Spine surgeons (both orthopedic and neurosurgeons) often use bracing for their patients after fusion of the neck or low back. But with today’s evidence-based practice, there’s been a question about this practice. Is it really needed? Is there any evidence to support external immobilization of this type? Or is it just a matter of doing what we’ve always done because we’ve always done it?
A study was done in Canada to see just what are the bracing patterns of spine surgeons. They looked at bracing after both cervical spine (neck) surgeries and for lumbar spine fusions. They found that when bracing was used for the lumbar spine, it was discontinued earlier with internal fixation. Internal fixation refers to the use of metal plates, rods, and/or screws to hold the spine in place during the healing/fusion process.
As far as bracing goes, surgeons reported using a canvas-material corset for lumbar spine procedures that didn’t involve fusion. Rigid bracing was used more often for fusion procedures. It didn’t appear to matter whether or not a custom-made brace was used versus an off-the-shelf model.
The results of this study show there is continued reason to doubt the need for postoperative bracing after spinal fusion. There’s no evidence that bracing really prevents motion of the fused vertebral segments. Likewise, there’s no support for the idea that bracing slows the patient down, reduces pain, or improves the fusion rate.

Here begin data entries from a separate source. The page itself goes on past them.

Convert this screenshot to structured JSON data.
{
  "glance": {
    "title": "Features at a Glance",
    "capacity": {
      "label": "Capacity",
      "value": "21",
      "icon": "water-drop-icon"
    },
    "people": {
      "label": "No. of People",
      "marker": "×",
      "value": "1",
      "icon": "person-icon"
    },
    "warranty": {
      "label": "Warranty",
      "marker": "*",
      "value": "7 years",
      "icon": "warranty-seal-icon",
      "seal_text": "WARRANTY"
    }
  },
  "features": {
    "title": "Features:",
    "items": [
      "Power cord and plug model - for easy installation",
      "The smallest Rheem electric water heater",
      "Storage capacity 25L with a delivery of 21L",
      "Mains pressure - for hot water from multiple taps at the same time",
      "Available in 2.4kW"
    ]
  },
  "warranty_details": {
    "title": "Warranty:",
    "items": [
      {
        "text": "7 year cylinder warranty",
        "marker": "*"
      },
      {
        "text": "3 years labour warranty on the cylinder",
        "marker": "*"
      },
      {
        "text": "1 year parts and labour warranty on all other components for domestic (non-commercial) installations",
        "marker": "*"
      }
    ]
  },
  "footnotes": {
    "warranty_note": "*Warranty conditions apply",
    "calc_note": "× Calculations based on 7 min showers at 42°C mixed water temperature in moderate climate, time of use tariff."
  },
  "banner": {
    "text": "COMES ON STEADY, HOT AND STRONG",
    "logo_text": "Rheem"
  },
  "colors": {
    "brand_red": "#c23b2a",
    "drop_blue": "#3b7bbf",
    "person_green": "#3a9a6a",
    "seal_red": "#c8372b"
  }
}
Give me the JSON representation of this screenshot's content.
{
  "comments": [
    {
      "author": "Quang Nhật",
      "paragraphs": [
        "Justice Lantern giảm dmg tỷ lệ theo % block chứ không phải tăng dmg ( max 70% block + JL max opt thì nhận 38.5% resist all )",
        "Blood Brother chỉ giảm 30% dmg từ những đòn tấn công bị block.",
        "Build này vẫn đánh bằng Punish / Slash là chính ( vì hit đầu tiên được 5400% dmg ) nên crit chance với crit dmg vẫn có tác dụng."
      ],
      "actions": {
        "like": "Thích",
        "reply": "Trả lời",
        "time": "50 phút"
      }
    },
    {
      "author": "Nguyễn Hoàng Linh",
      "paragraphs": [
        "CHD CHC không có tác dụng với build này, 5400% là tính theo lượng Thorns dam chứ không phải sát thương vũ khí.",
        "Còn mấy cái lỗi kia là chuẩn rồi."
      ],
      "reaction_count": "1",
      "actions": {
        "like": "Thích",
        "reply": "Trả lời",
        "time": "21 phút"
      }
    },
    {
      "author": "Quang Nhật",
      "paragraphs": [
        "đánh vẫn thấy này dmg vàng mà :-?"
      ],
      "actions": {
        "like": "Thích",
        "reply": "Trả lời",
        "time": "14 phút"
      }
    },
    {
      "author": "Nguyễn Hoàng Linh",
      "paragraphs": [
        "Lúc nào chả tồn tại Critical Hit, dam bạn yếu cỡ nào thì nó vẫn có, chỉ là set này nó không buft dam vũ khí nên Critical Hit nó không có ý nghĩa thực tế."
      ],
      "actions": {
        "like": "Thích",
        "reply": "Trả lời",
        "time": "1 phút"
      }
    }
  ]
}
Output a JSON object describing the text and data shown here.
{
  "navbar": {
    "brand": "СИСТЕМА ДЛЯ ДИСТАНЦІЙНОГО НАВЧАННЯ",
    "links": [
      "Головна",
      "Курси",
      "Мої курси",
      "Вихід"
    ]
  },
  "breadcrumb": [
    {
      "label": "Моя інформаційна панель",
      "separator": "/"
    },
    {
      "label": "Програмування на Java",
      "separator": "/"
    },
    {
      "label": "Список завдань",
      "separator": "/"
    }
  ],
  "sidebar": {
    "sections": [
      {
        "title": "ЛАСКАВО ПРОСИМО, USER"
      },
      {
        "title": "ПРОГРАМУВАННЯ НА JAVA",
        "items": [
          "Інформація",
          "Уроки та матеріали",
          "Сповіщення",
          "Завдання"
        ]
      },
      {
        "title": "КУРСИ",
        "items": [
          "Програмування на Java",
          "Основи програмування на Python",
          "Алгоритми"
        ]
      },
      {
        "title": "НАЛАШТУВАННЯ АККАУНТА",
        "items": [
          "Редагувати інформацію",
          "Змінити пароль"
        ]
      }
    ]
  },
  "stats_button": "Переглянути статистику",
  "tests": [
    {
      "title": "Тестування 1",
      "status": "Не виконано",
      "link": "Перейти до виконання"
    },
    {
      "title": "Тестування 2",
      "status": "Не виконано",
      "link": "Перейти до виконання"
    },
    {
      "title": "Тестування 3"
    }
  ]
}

It is the opinion of some surgeons that proper surgical technique and the use of rigid internal fixation to hold the spine in place should be enough. The bone will fill in and create a solid fusion without the support of an external brace. Your surgeon will guide you regarding the use of a brace after surgery. It may depend on the condition of the bone, type of surgery done, and clinical experience of the surgeon.